The jury reform goals, then and now, have been to create a system that represents the entire community, one that treats jurors with courtesy and respect and one that is as efficient as possible.

The jury crusade created “650,000 opportunities for the public to think better of us,” Judge Kaye said.

Legislative action was required to end exemptions for attorneys and other professionals, increase juror pay, reduce hours of service, and end mandatory sequestering of jurors. Judge Kaye and the supporters she enlisted lobbied effectively for those and other changes.

Judge Kaye said the jury initiatives have been “genuinely important” and had made service “genuinely better.”

But she said there still is “unfinished business,” and jury duty has become a “national subject,” but added, “there are a lot of things going on we’re not doing.”

Judge Kaye said that she expected “much more substantive” reforms to emerge from the recommendations of 51 judges the court system appointed to evaluate innovations.
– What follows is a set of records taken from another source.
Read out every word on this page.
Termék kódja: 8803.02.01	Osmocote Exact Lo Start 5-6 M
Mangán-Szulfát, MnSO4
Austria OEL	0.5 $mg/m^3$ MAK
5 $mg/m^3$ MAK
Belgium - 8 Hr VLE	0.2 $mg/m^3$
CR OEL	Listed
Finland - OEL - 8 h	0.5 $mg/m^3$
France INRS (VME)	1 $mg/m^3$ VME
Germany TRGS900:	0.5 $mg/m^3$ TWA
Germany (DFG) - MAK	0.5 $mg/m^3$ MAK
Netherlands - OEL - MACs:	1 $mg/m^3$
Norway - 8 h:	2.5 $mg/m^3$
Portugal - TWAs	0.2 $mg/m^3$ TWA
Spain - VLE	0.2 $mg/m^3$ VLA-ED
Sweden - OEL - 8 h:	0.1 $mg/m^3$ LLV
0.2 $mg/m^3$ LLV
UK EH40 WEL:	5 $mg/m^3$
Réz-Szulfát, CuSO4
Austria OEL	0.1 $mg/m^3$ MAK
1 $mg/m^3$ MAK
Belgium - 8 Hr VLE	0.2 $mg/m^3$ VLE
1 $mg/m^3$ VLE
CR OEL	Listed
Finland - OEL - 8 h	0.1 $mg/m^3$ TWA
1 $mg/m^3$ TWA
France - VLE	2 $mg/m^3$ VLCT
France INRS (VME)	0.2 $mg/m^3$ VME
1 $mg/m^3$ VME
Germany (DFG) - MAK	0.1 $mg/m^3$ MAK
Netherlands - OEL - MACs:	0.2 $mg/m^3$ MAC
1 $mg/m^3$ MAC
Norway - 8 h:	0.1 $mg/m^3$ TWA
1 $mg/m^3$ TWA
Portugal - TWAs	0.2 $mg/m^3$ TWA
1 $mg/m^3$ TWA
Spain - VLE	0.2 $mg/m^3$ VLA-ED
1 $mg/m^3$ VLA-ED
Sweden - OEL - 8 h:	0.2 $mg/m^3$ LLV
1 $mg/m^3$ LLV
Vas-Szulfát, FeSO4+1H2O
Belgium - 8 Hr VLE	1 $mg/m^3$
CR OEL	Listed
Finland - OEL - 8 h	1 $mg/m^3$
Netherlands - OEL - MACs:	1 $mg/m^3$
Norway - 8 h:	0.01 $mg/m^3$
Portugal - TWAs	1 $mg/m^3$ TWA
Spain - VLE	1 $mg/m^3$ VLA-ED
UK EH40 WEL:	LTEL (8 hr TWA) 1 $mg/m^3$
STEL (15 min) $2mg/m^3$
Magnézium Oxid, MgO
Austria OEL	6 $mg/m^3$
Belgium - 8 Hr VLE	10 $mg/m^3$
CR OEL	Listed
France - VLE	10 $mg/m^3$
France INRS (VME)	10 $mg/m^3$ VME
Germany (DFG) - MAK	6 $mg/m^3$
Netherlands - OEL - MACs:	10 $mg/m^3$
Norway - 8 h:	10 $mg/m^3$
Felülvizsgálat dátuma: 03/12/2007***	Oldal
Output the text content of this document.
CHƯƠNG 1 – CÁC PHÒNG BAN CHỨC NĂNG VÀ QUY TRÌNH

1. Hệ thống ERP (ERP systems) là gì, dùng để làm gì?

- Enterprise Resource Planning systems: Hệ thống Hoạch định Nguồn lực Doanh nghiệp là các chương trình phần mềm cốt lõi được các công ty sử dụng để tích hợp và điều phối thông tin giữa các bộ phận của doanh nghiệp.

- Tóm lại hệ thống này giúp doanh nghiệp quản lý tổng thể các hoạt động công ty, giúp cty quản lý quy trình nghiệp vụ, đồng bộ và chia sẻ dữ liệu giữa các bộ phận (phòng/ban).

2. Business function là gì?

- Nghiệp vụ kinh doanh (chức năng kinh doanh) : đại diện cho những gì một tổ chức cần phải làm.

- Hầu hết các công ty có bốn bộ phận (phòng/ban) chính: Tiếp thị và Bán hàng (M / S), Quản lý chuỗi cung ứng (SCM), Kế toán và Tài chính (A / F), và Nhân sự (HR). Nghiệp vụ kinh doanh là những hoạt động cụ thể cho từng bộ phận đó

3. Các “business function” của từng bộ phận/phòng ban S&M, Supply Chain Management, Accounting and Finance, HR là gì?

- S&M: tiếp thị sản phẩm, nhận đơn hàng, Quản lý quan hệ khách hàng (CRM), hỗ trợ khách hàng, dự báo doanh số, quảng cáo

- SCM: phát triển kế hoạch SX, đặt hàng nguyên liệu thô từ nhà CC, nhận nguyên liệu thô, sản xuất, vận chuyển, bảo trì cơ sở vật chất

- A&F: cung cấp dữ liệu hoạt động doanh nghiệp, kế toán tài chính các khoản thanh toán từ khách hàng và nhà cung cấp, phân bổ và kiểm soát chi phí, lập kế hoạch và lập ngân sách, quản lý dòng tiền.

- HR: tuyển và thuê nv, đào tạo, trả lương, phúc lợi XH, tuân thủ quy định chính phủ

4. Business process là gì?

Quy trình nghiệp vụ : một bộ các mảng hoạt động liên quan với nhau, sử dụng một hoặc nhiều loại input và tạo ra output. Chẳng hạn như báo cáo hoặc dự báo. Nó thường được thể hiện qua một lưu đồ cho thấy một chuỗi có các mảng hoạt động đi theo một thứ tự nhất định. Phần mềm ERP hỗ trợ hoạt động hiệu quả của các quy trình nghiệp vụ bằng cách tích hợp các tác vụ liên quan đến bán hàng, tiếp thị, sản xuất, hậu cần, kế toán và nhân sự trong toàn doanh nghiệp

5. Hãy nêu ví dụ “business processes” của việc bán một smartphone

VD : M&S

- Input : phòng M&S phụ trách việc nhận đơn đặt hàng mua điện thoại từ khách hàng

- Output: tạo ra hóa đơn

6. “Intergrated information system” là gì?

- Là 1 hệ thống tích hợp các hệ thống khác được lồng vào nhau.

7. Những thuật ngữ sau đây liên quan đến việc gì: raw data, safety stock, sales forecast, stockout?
The judges, 26 of whom tested innovations in their courtrooms, recommended that jurors be allowed to take notes and ask questions, that jurors be provided with a written copy of the judge’s charge, and that counsel be permitted to make openings to the entire panel at the outset of voir dire.

“We have to move on to the next phase,” Judge Kaye said.

Focus on Children

In 1991, then-Chief Judge Sol Wachtler asked Judge Kaye to serve as the chair of the Permanent Judicial Commission for Justice for Children.

She had paid little attention to children’s issues, and was initially reluctant to take the job. But Judge Wachtler persisted, and Judge Kaye became a zealous advocate on family issues, so much so that she retained the chairmanship of the commission after she became chief judge.

Judge Kaye shakes hands with 13-year-old Steven Neville after a 2004 Adoption Week ceremony at Grand Central terminal. Looking on is Administration for Children’s Services Commissioner John. B. Mattingly and the adoptive mother, Barbara Neville. The courts have worked with the agency to increase the number of children freed for adoption.